Dr. Ruth, who stressed her support for contraception, also said she was in favor of keeping abortion legal.

"If abortion has to be illegal again, I will find that to be a terrible state of affairs," she said.

At the end of her 45-minute talk, Westheimer fielded questions from the audience, particularly soliciting questions about g-spots and multiple orgasms.

"Does any courageous person have a friend with a question?" she asked, to the laughter of the audience.

To finish her address, Dr. Ruth called upon the innovative Harvard community to experiment with new sexual methods--such as men bringing women to orgasm with their big toes, or women utilizing their armpits to satisfy a man's sexual appetite.

Crowd Pleaser

Students interviewed after the speech said they were glad they got the chance to see Dr. Ruth, despite the difficulties in getting a seat in the lecture hall.

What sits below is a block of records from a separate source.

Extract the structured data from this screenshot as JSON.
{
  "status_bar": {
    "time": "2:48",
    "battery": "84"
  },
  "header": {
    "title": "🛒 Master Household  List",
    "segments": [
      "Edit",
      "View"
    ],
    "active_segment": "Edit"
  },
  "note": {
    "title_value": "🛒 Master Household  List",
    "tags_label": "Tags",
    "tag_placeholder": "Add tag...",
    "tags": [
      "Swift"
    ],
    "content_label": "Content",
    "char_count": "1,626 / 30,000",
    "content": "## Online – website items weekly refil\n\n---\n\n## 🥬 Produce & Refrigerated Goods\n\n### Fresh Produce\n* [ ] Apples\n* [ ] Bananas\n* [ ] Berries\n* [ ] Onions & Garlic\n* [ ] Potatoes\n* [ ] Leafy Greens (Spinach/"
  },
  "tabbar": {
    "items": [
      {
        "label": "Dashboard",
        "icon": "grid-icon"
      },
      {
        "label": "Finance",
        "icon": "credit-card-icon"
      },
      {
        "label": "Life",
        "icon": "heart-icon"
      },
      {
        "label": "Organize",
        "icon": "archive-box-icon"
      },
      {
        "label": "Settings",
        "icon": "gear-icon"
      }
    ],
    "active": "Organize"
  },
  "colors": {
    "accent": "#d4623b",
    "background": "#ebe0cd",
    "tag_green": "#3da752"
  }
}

"I thought it was great that Dr. Ruth came to Harvard," said Kevin R. Winston '93, who called the talk "humorous."

The event's chief organizer, PCC counselor Laura A. Rosenberg '92, also said that she was happy with the lecture's results.

"I was very shocked that we had so many people show up," Rosenberg said. She expressed regret that that all those who wanted to see Dr. Ruth could not fit into the lecture hall.

"The ones who were able to see her were very pleased," the counselor said. "She covered a lot of topics, and she was very entertaining.